Second Wave Of The Credit Crisis: Collapsing Commercial Real Estate
Investors Business Daily reports: The recent uptick in home sales, green shoots of new housing starts and rebounding stock market may suggest that the long-awaited turn in the U.S. economy is here.
But is this daylight at the end of the tunnel or the beam of an oncoming locomotive of commercial real estate insolvency coming down the tracks on a collision course with a shaky economy?
Commercial real estate (CRE), valued at $3.5 trillion in the U.S., has experienced a 39% decline in prices from the peak only two years ago, according to the MIT Center for Real Estate.
This drop is greater than the 27% commercial real estate decline associated with the longer savings and loan crisis of the late '80s and early '90s that precipitated government Resolution Trust Corp. (RTC) seizures and auctions.

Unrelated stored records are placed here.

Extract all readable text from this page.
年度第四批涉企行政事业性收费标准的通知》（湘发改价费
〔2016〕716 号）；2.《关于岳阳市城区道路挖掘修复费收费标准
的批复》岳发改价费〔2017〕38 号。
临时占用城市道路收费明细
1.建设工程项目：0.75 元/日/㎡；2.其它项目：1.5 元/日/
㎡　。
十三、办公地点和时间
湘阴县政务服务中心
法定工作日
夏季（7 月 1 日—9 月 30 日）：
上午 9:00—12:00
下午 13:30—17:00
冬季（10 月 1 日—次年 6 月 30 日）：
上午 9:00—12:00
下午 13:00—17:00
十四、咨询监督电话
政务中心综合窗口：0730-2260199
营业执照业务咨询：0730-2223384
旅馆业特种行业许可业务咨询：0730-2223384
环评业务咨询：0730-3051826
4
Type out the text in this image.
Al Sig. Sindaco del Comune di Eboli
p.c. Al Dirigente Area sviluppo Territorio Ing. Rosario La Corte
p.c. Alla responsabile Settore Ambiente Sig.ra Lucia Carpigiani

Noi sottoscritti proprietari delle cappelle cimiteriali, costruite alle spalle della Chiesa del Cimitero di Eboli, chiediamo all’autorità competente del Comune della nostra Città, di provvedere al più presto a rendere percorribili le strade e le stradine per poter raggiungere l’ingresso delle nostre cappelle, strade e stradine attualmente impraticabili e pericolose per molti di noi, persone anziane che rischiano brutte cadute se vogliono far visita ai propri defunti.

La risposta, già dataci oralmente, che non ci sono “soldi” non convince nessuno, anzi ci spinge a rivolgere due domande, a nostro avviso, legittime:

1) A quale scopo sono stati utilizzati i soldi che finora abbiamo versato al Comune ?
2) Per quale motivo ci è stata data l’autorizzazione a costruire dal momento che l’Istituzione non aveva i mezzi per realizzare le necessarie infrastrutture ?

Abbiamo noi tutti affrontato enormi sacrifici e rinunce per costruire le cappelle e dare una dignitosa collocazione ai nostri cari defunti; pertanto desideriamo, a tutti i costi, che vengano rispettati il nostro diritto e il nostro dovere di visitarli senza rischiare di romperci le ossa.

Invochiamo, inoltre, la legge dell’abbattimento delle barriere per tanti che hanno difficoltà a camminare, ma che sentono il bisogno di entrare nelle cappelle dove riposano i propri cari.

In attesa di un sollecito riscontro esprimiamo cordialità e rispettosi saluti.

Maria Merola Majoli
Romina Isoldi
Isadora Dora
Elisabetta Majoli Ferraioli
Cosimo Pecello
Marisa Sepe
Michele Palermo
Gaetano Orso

Additionally, the 18% price decline in the second quarter was the largest three-month drop in the 25 years since MIT first published the CRE price index.
Real Capital Analytics, the source of the same-site transaction data reports that over $2 trillion in commercial properties bought or refinanced in the past five years are upside down on their loans — having fallen below the finance or purchase price.
It appears owners have lost their entire down payments on $1.3 trillion worth of property. In the first six months of this year, commercial properties in default, foreclosure or bankruptcy doubled. That pace may accelerate because commercial usually lags residential by a year.